Il conduisait deux officiers mis à peu près l’un comme l’autre, avec une plaque, deux ou trois croix, et deux grosses épaulettes.

L’un de ces deux officiers était une espèce de Kalmouk, hideux de visage, brutal de gestes, bruyant de voix ; il jurait très-haut en français, et paraissait avoir une grande science de notre langue, surtout dans son côté vulgaire et grossier.

L’autre était un bel homme de trente-trois à trente-quatre ans, paraissant aussi doux et aussi policé que son compagnon paraissait commun et mal appris.
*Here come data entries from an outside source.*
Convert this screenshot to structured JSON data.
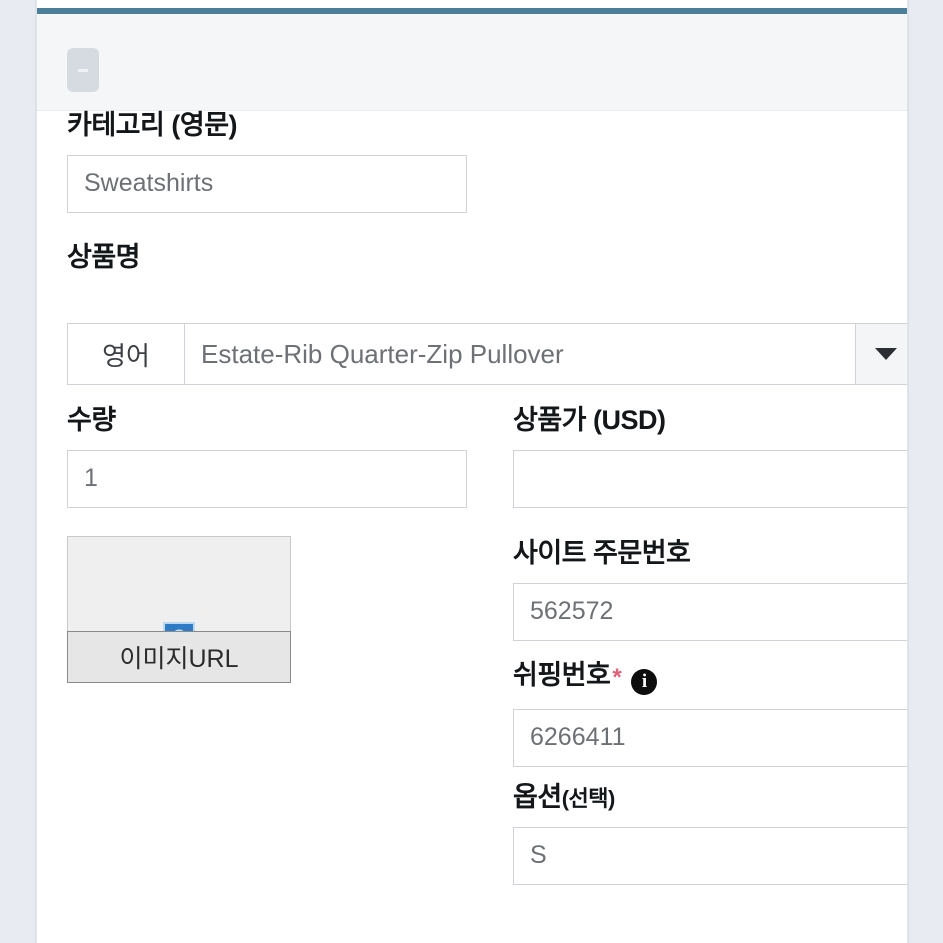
{
  "theme": {
    "page_background": "#e8ecf2",
    "card_background": "#ffffff",
    "accent_rule": "#4b7f99",
    "header_strip": "#f5f6f7",
    "required_marker": "#e0607a",
    "input_border": "#cfd2d6",
    "input_text": "#6d7175",
    "broken_image_blue": "#2f7bc6",
    "button_face": "#e6e6e6"
  },
  "header": {
    "collapse_button_label": "-"
  },
  "form": {
    "category": {
      "label": "카테고리 (영문)",
      "value": "Sweatshirts",
      "placeholder": "Sweatshirts"
    },
    "product_name": {
      "label": "상품명",
      "language_prefix": "영어",
      "value": "Estate-Rib Quarter-Zip Pullover",
      "placeholder": "Estate-Rib Quarter-Zip Pullover",
      "dropdown_icon": "chevron-down-icon"
    },
    "quantity": {
      "label": "수량",
      "value": "1",
      "placeholder": "1"
    },
    "price_usd": {
      "label": "상품가 (USD)",
      "value": "",
      "placeholder": ""
    },
    "image_url": {
      "button_label": "이미지URL",
      "placeholder_icon": "broken-image-icon",
      "placeholder_icon_glyph": "?"
    },
    "site_order_number": {
      "label": "사이트 주문번호",
      "value": "562572",
      "placeholder": "562572"
    },
    "shipping_number": {
      "label": "쉬핑번호",
      "required_marker": "*",
      "info_icon": "info-icon",
      "info_icon_glyph": "i",
      "value": "6266411",
      "placeholder": "6266411"
    },
    "option": {
      "label_main": "옵션",
      "label_sub": "(선택)",
      "value": "S",
      "placeholder": "S"
    }
  }
}
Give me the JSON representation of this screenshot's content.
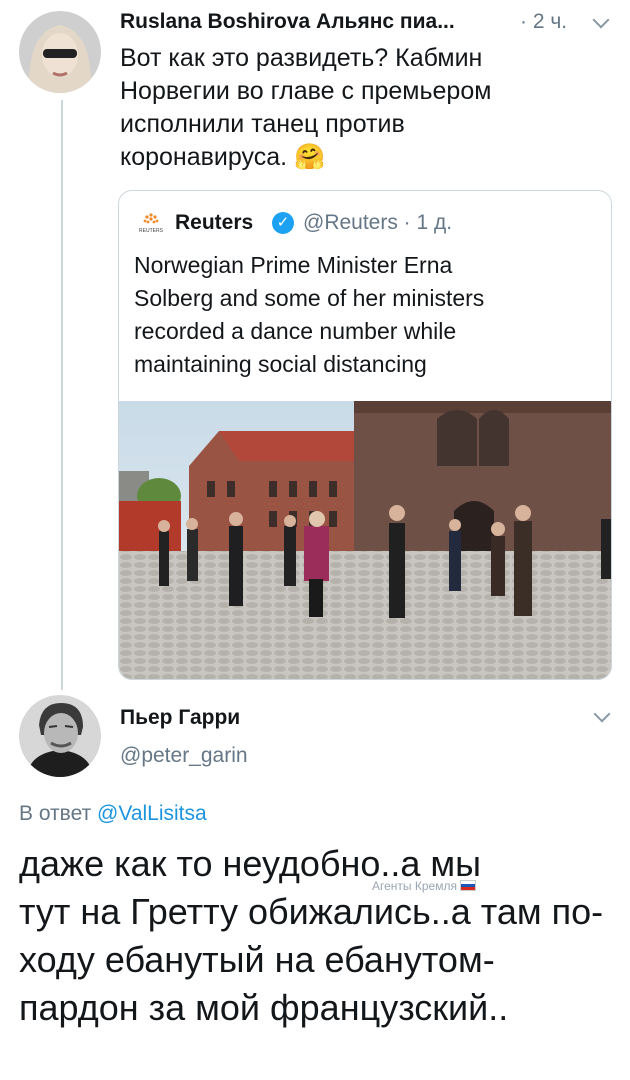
{
  "tweet1": {
    "author": "Ruslana Boshirova Альянс пиа...",
    "time": "· 2 ч.",
    "text": "Вот как это развидеть? Кабмин Норвегии во главе с премьером исполнили танец против коронавируса.",
    "emoji": "🤗"
  },
  "quote": {
    "logo_text": "REUTERS",
    "author": "Reuters",
    "handle": "@Reuters · 1 д.",
    "text": "Norwegian Prime Minister Erna Solberg and some of her ministers recorded a dance number while maintaining social distancing"
  },
  "tweet2": {
    "author": "Пьер Гарри",
    "handle": "@peter_garin",
    "reply_prefix": "В ответ",
    "reply_to": "@ValLisitsa",
    "text_line1": "даже как то неудобно..а мы",
    "text_rest": "тут на Гретту обижались..а там по-ходу ебанутый на ебанутом-пардон за мой французский.."
  },
  "watermark": {
    "text": "Агенты Кремля"
  }
}
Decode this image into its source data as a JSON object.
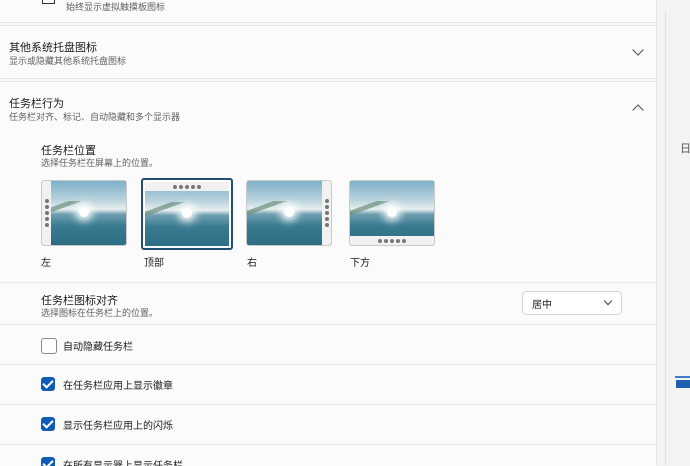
{
  "top_card": {
    "subtitle": "始终显示虚拟触摸板图标",
    "close_glyph": "✕"
  },
  "other_tray": {
    "title": "其他系统托盘图标",
    "subtitle": "显示或隐藏其他系统托盘图标"
  },
  "behavior": {
    "title": "任务栏行为",
    "subtitle": "任务栏对齐、标记、自动隐藏和多个显示器"
  },
  "position": {
    "title": "任务栏位置",
    "subtitle": "选择任务栏在屏幕上的位置。",
    "options": [
      {
        "label": "左",
        "selected": false
      },
      {
        "label": "顶部",
        "selected": true
      },
      {
        "label": "右",
        "selected": false
      },
      {
        "label": "下方",
        "selected": false
      }
    ]
  },
  "alignment": {
    "title": "任务栏图标对齐",
    "subtitle": "选择图标在任务栏上的位置。",
    "value": "居中"
  },
  "checkboxes": [
    {
      "label": "自动隐藏任务栏",
      "checked": false
    },
    {
      "label": "在任务栏应用上显示徽章",
      "checked": true
    },
    {
      "label": "显示任务栏应用上的闪烁",
      "checked": true
    },
    {
      "label": "在所有显示器上显示任务栏",
      "checked": true
    }
  ],
  "right_edge": {
    "glyph": "日"
  },
  "colors": {
    "accent": "#0f5cb5",
    "selected_border": "#1f4f73"
  }
}
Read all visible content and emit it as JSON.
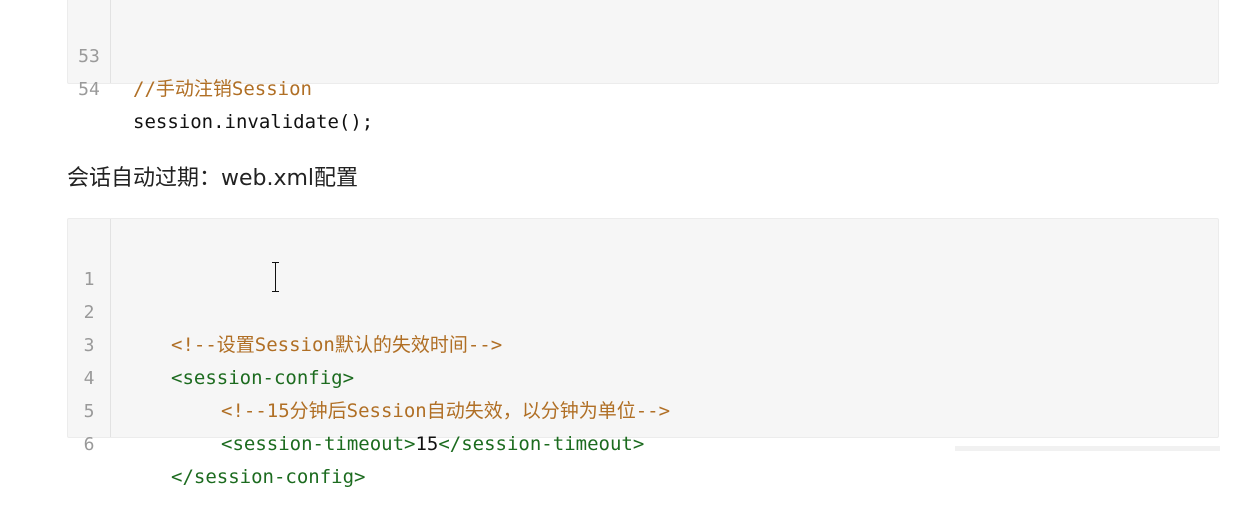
{
  "block1": {
    "lines": [
      {
        "num": "53",
        "text": "//手动注销Session"
      },
      {
        "num": "54",
        "text": "session.invalidate();"
      }
    ]
  },
  "heading": "会话自动过期：web.xml配置",
  "block2": {
    "lines": [
      {
        "num": "1",
        "text": ""
      },
      {
        "num": "2",
        "text": "<!--设置Session默认的失效时间-->"
      },
      {
        "num": "3",
        "text": "<session-config>"
      },
      {
        "num": "4",
        "text": "<!--15分钟后Session自动失效，以分钟为单位-->"
      },
      {
        "num": "5",
        "open_tag": "<session-timeout>",
        "value": "15",
        "close_tag": "</session-timeout>"
      },
      {
        "num": "6",
        "text": "</session-config>"
      }
    ]
  },
  "colors": {
    "comment": "#b06f25",
    "tag": "#1c6b1f",
    "text": "#111111",
    "line_number": "#9a9a9a",
    "code_background": "#f6f6f6"
  }
}
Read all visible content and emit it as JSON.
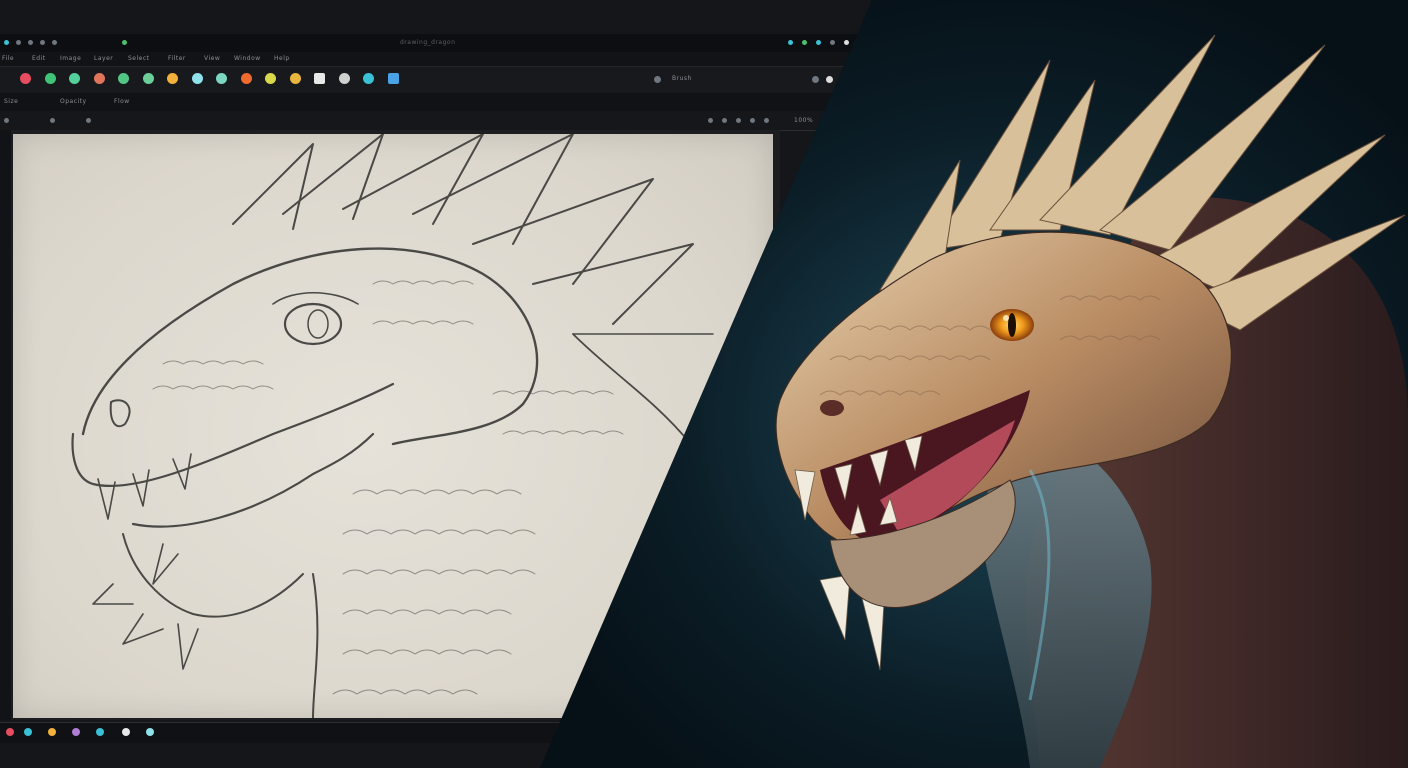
{
  "window": {
    "title": "drawing_dragon"
  },
  "menu": {
    "items": [
      "File",
      "Edit",
      "Image",
      "Layer",
      "Select",
      "Filter",
      "View",
      "Window",
      "Help"
    ]
  },
  "toolbar": {
    "right_label": "Brush",
    "tools": [
      {
        "name": "brush-tool",
        "color": "#e84c5f"
      },
      {
        "name": "pen-tool",
        "color": "#3fc476"
      },
      {
        "name": "pencil-tool",
        "color": "#53d19b"
      },
      {
        "name": "marker-tool",
        "color": "#e0755b"
      },
      {
        "name": "ink-tool",
        "color": "#52c785"
      },
      {
        "name": "smudge-tool",
        "color": "#6ccf9a"
      },
      {
        "name": "fill-tool",
        "color": "#f2b13a"
      },
      {
        "name": "eraser-tool",
        "color": "#8fe1ea"
      },
      {
        "name": "blend-tool",
        "color": "#7cd6c2"
      },
      {
        "name": "color-tool",
        "color": "#f06a2e"
      },
      {
        "name": "picker-tool",
        "color": "#d9d84a"
      },
      {
        "name": "select-tool",
        "color": "#e9b53d"
      },
      {
        "name": "move-tool",
        "color": "#e8e8e8"
      },
      {
        "name": "transform-tool",
        "color": "#d0d0d0"
      },
      {
        "name": "text-tool",
        "color": "#3bc1d6"
      },
      {
        "name": "layer-tool",
        "color": "#4aa3e6"
      }
    ]
  },
  "options": {
    "size_label": "Size",
    "opacity_label": "Opacity",
    "flow_label": "Flow"
  },
  "status": {
    "zoom": "100%"
  },
  "colors": {
    "accent": "#3bc1d6",
    "panel_bg": "#14161a",
    "canvas_paper": "#dcd7cd",
    "dragon_eye": "#f29b1c"
  }
}
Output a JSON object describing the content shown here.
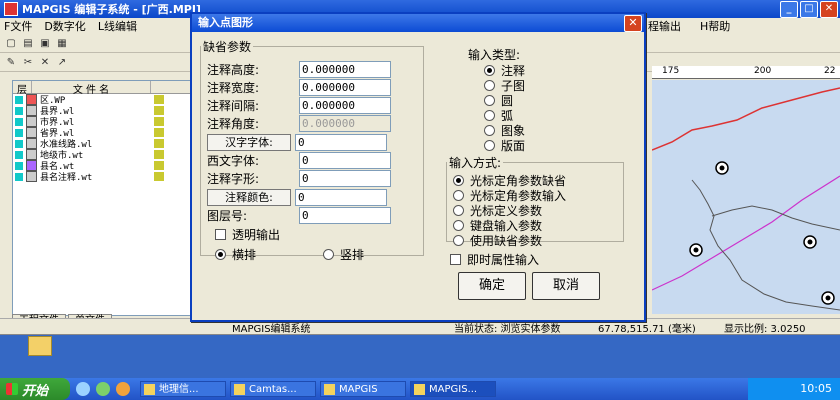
{
  "app": {
    "title": "MAPGIS 编辑子系统 - [广西.MPJ]",
    "menu": [
      "F文件",
      "D数字化",
      "L线编辑"
    ],
    "menu_right": [
      "程输出",
      "H帮助"
    ],
    "ruler": [
      "175",
      "200",
      "22"
    ],
    "layer_columns": [
      "层",
      "文 件 名"
    ],
    "layers": [
      {
        "name": "区.WP"
      },
      {
        "name": "县界.wl"
      },
      {
        "name": "市界.wl"
      },
      {
        "name": "省界.wl"
      },
      {
        "name": "水准线路.wl"
      },
      {
        "name": "地级市.wt"
      },
      {
        "name": "县名.wt"
      },
      {
        "name": "县名注释.wt"
      }
    ],
    "tabs": [
      "工程文件",
      "单文件"
    ],
    "status_app": "MAPGIS编辑系统",
    "status_state": "当前状态: 浏览实体参数",
    "status_coords": "67.78,515.71 (毫米)",
    "status_scale": "显示比例: 3.0250"
  },
  "dialog": {
    "title": "输入点图形",
    "defaults_legend": "缺省参数",
    "fields": [
      {
        "label": "注释高度:",
        "value": "0.000000"
      },
      {
        "label": "注释宽度:",
        "value": "0.000000"
      },
      {
        "label": "注释间隔:",
        "value": "0.000000"
      },
      {
        "label": "注释角度:",
        "value": "0.000000"
      }
    ],
    "font_cn_btn": "汉字字体:",
    "font_cn_value": "0",
    "font_west_label": "西文字体:",
    "font_west_value": "0",
    "shape_label": "注释字形:",
    "shape_value": "0",
    "color_btn": "注释颜色:",
    "color_value": "0",
    "layer_label": "图层号:",
    "layer_value": "0",
    "transparent_label": "透明输出",
    "orient_h": "横排",
    "orient_v": "竖排",
    "input_type_legend": "输入类型:",
    "input_types": [
      "注释",
      "子图",
      "圆",
      "弧",
      "图象",
      "版面"
    ],
    "input_mode_legend": "输入方式:",
    "input_modes": [
      "光标定角参数缺省",
      "光标定角参数输入",
      "光标定义参数",
      "键盘输入参数",
      "使用缺省参数"
    ],
    "instant_attr_label": "即时属性输入",
    "ok": "确定",
    "cancel": "取消"
  },
  "taskbar": {
    "start": "开始",
    "tasks": [
      "地理信...",
      "Camtas...",
      "MAPGIS",
      "MAPGIS..."
    ],
    "clock": "10:05"
  }
}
Il avait les cheveux d’un blond d’or, et, quoiqu’il parût vigoureux et bien portant, un sourire doux et triste passait sur ses lèvres, chaque fois qu’il réprimait une brutalité de son compagnon.

Celui-ci était l’empereur Alexandre, le plus beau et le plus faux des Grecs, à ce que disait Napoléon.

Son compagnon était le grand-duc Constantin.

Celui qui les conduisait, c’était le grand-duc Michel.

Étrange trinité, vision presque fantastique, qui, passant par mes yeux, s’imprima si profondément dans ma mémoire, que je revois aujourd’hui, après trente-sept ans, passer devant moi cette voiture basse, emportée par ses trois chevaux, et emportant son cocher et ses deux voyageurs !

Eh bien, de ces trois hommes dont ma mémoire avait gardé le souvenir, c’était l’homme à la figure douce et mélancolique qui était parti le premier.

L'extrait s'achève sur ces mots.